On Tuesday, Bangladesh urged the United Nations Security Council (UNSC) in Washington to “keep a close watch on the volatile situation” in the central Rakhine State in hopes of preventing further violence targeting the Rohingya, who are mostly confined in internally displaced person (IDP) camps.
Addressing a special meeting in the Security Council on Myanmar, Masud Bin Momen, Bangladesh’s ambassador to the UN, said Bangladesh was concerned over recurrent reports of arson in Rohingya localities in northern and central Rakhine State. Masud said the reports contradict the claims of normalcy and stabilization in the region.
Masud argued in the meeting that the bilateral repatriation arrangement between the two countries was not expected to address the root causes of the crisis, which has led to what has been termed as a “textbook case of ethnic cleansing.”
“Even if the arrangement is complied with in good faith, it does not necessarily ensure conducive conditions for the refugees for their stay in the medium to long term,” he said.
The ambassador noted that humanitarian agencies had not been granted unfettered and sustained access to Myanmar’s affected population to independently assess their needs and provide comprehensive assistance and protection.
In his address, Hau Do Suan, Myanmar ambassador to the UN, said his government had made its position clear that it will not condone any human rights abuse. “If there is concrete evidence, we are ready to take action against the transgressor in accordance with the law no matter who or what he is,” he said.
Suan said the Myanmar government had embraced the recommendations of the Advisory Commission on Rakhine State as a road map to solving root causes of the problem and achieving sustainable peace and development for all.
He further explained that the government was committed to implementing the recommendations made by the Advisory Commission as well as other recommendations made by the Maugtaw Region Investigation Commission.
The Myanmar ambassador objected to the “discriminatory and selective” application of overlapping action against Myanmar in the name of human rights under the various UN mechanisms.
As per Jonathan Allen, Britain’s deputy ambassador to the UN, over the past month some steps have been taken by the Burmese Government in response to Presidential Statement of the UN Security Council.
“In particular the recent agreement concerning the voluntary repatriation of refugees, signed by the governments of Myanmar and Bangladesh on 23 November,” said Allen.
The deputy ambassador said the rights of the Rohingya must be respected by the Myanmar government, including freedom of movement and access to basic services and livelihoods. Allen stressed on the Rohingya refugees being allowed to return home, meaning not prolonged stays in IDP camps but rather a clear pathway to citizenship.
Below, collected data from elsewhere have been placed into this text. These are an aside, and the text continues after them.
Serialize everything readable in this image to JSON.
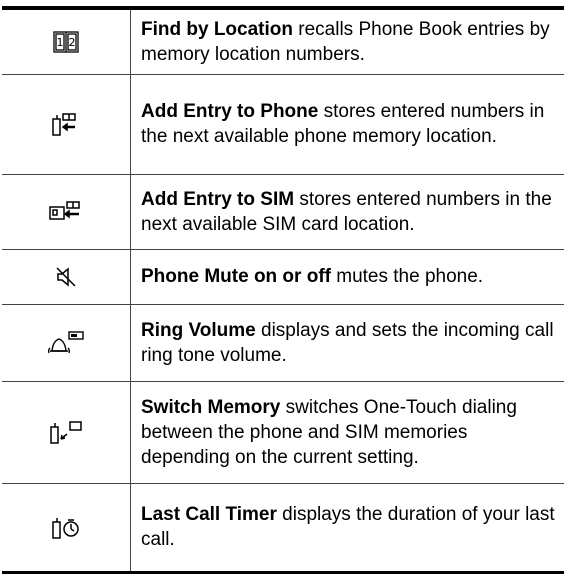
{
  "rows": [
    {
      "icon": "phone-book-icon",
      "term": "Find by Location",
      "desc": " recalls Phone Book entries by memory location numbers."
    },
    {
      "icon": "add-to-phone-icon",
      "term": "Add Entry to Phone",
      "desc": " stores entered numbers in the next available phone memory location."
    },
    {
      "icon": "add-to-sim-icon",
      "term": "Add Entry to SIM",
      "desc": " stores entered numbers in the next available SIM card location."
    },
    {
      "icon": "mute-icon",
      "term": "Phone Mute on or off",
      "desc": " mutes the phone."
    },
    {
      "icon": "ring-volume-icon",
      "term": "Ring Volume",
      "desc": " displays and sets the incoming call ring tone volume."
    },
    {
      "icon": "switch-memory-icon",
      "term": "Switch Memory",
      "desc": " switches One-Touch dialing between the phone and SIM memories depending on the current setting."
    },
    {
      "icon": "call-timer-icon",
      "term": "Last Call Timer",
      "desc": " displays the duration of your last call."
    }
  ]
}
“The responsibility for making progress lies primarily with the government and security forces of Myanmar. And the actions they must take are already set out in the Presidential Statement agreed unanimously by this Council,” Jonathan said.
In her address, Pramila Patten, special representative of the secretary-general for sexual violence in conflict, recounted her recent visit to Rohingya refugees in camps in Bangladesh. Pramila elaborated on how sexual violence was being used as a push factor for forced displacement on a massive scale, with some survivors being told to leave because they were not citizens of Myanmar.
At the meeting, Jeffrey Feltman, under‑secretary‑general for political affairs, reported that new Rohingya refugees continued to arrive in Bangladesh despite reports of subsiding violence in the Rakhine state. Feltman said 36,000 unaccompanied children were among the new arrivals.
He welcomed the signing of the memorandum of understanding between Myanmar and Bangladesh on the return of Rohingya refugees and said he was encouraged by the announcement that the Advisory Commission and the Committee for Implementation of the Recommendations of Rakhine State would meet in January.
Nikki Haley, US ambassador to the UN, called on Myanmar to allow unhindered access to all humanitarian agents and organisations.